Embeddings of the Standard Model in $E_8$

TL;DR

This paper modifies an $E_8$-based model of elementary particles to better align with the Standard Model, revealing connections between symmetry-breaking, fermion generations, and quantum gravity, with implications for mass generation and mixing angles.

Contribution

It introduces a revised $E_8$ model embedding the Standard Model within $\,so(7,3)$, linking symmetry-breaking to fermion generations and quantum gravity interpretations.

Findings

Standard Model contained in $\,so(7,3)$ subalgebra

Masses emerge from quantum interactions with spacetime

Mixing angles depend on particle masses

Abstract

I present a modified version of the Manogue-Dray-Wilson `octions' model of elementary particles, that overcomes some of the objections to that model that have been raised. In particular, I restore the compactness of the Standard Model gauge group, and show how the symmetry-breaking of the weak $SU(2)$ relates to the symmetry-breaking between the three generations of elementary fermions.
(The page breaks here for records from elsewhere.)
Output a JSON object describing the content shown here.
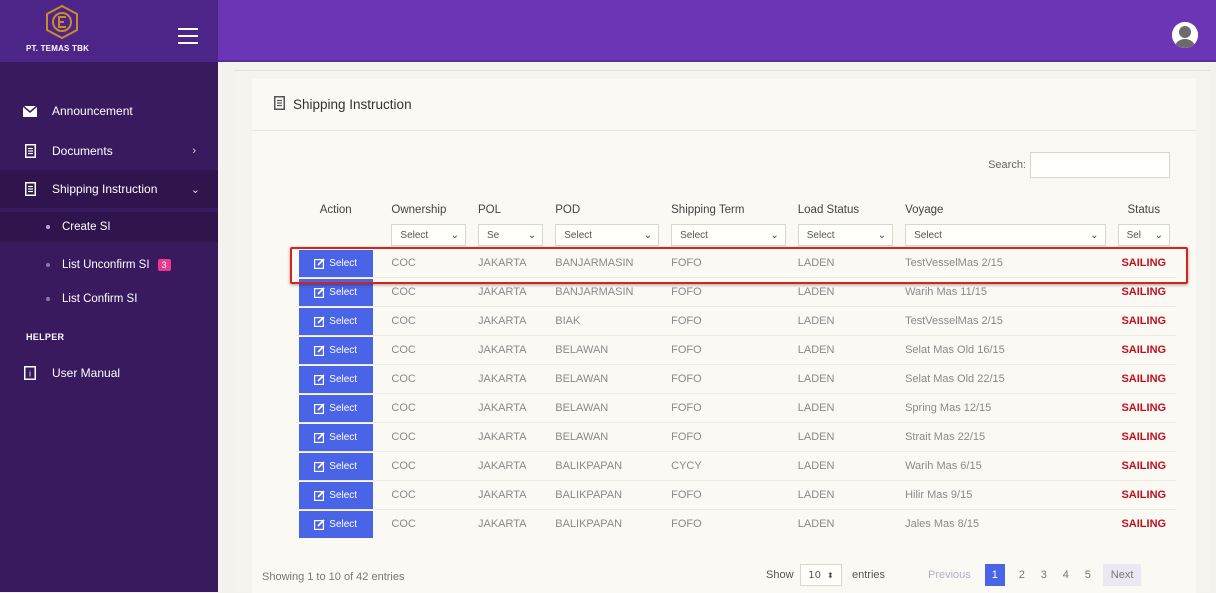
{
  "brand": {
    "name": "PT. TEMAS TBK"
  },
  "sidebar": {
    "items": [
      {
        "label": "Announcement"
      },
      {
        "label": "Documents"
      },
      {
        "label": "Shipping Instruction"
      }
    ],
    "subitems": [
      {
        "label": "Create SI"
      },
      {
        "label": "List Unconfirm SI",
        "badge": "3"
      },
      {
        "label": "List Confirm SI"
      }
    ],
    "helper_label": "HELPER",
    "helper_items": [
      {
        "label": "User Manual"
      }
    ]
  },
  "page": {
    "title": "Shipping Instruction"
  },
  "search": {
    "label": "Search:",
    "value": ""
  },
  "table": {
    "columns": [
      "Action",
      "Ownership",
      "POL",
      "POD",
      "Shipping Term",
      "Load Status",
      "Voyage",
      "Status"
    ],
    "filters": [
      "Select",
      "Se",
      "Select",
      "Select",
      "Select",
      "Select",
      "Sel"
    ],
    "action_label": "Select",
    "rows": [
      {
        "ownership": "COC",
        "pol": "JAKARTA",
        "pod": "BANJARMASIN",
        "term": "FOFO",
        "load": "LADEN",
        "voyage": "TestVesselMas 2/15",
        "status": "SAILING"
      },
      {
        "ownership": "COC",
        "pol": "JAKARTA",
        "pod": "BANJARMASIN",
        "term": "FOFO",
        "load": "LADEN",
        "voyage": "Warih Mas 11/15",
        "status": "SAILING"
      },
      {
        "ownership": "COC",
        "pol": "JAKARTA",
        "pod": "BIAK",
        "term": "FOFO",
        "load": "LADEN",
        "voyage": "TestVesselMas 2/15",
        "status": "SAILING"
      },
      {
        "ownership": "COC",
        "pol": "JAKARTA",
        "pod": "BELAWAN",
        "term": "FOFO",
        "load": "LADEN",
        "voyage": "Selat Mas Old 16/15",
        "status": "SAILING"
      },
      {
        "ownership": "COC",
        "pol": "JAKARTA",
        "pod": "BELAWAN",
        "term": "FOFO",
        "load": "LADEN",
        "voyage": "Selat Mas Old 22/15",
        "status": "SAILING"
      },
      {
        "ownership": "COC",
        "pol": "JAKARTA",
        "pod": "BELAWAN",
        "term": "FOFO",
        "load": "LADEN",
        "voyage": "Spring Mas 12/15",
        "status": "SAILING"
      },
      {
        "ownership": "COC",
        "pol": "JAKARTA",
        "pod": "BELAWAN",
        "term": "FOFO",
        "load": "LADEN",
        "voyage": "Strait Mas 22/15",
        "status": "SAILING"
      },
      {
        "ownership": "COC",
        "pol": "JAKARTA",
        "pod": "BALIKPAPAN",
        "term": "CYCY",
        "load": "LADEN",
        "voyage": "Warih Mas 6/15",
        "status": "SAILING"
      },
      {
        "ownership": "COC",
        "pol": "JAKARTA",
        "pod": "BALIKPAPAN",
        "term": "FOFO",
        "load": "LADEN",
        "voyage": "Hilir Mas 9/15",
        "status": "SAILING"
      },
      {
        "ownership": "COC",
        "pol": "JAKARTA",
        "pod": "BALIKPAPAN",
        "term": "FOFO",
        "load": "LADEN",
        "voyage": "Jales Mas 8/15",
        "status": "SAILING"
      }
    ]
  },
  "footer": {
    "info": "Showing 1 to 10 of 42 entries",
    "show_label": "Show",
    "page_size": "10",
    "entries_label": "entries",
    "pagination": {
      "previous": "Previous",
      "pages": [
        "1",
        "2",
        "3",
        "4",
        "5"
      ],
      "next": "Next"
    }
  },
  "colors": {
    "topbar": "#6a36b5",
    "sidebar": "#3a1a5f",
    "accent": "#4a64e8",
    "status": "#c0101f",
    "highlight": "#d8221a"
  }
}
In the process of attempting to implement a Dirac equation for three generations of fermions simultaneously, it turns out that some parts of the $E_8$ model are not required for the Standard Model, which is entirely contained in the subalgebra $\mathfrak{so}(7,3)$. In particular a re-interpretation of the Dirac spinors allows us to interpret part of the model as quantum gravity, which is then compared to General Relativity. The general structure of the model shows that the mixing angles depend on masses, and that the masses emerge from quantum interactions with the dynamic background spacetime (vacuum). Some sample calculations are given to support these predictions.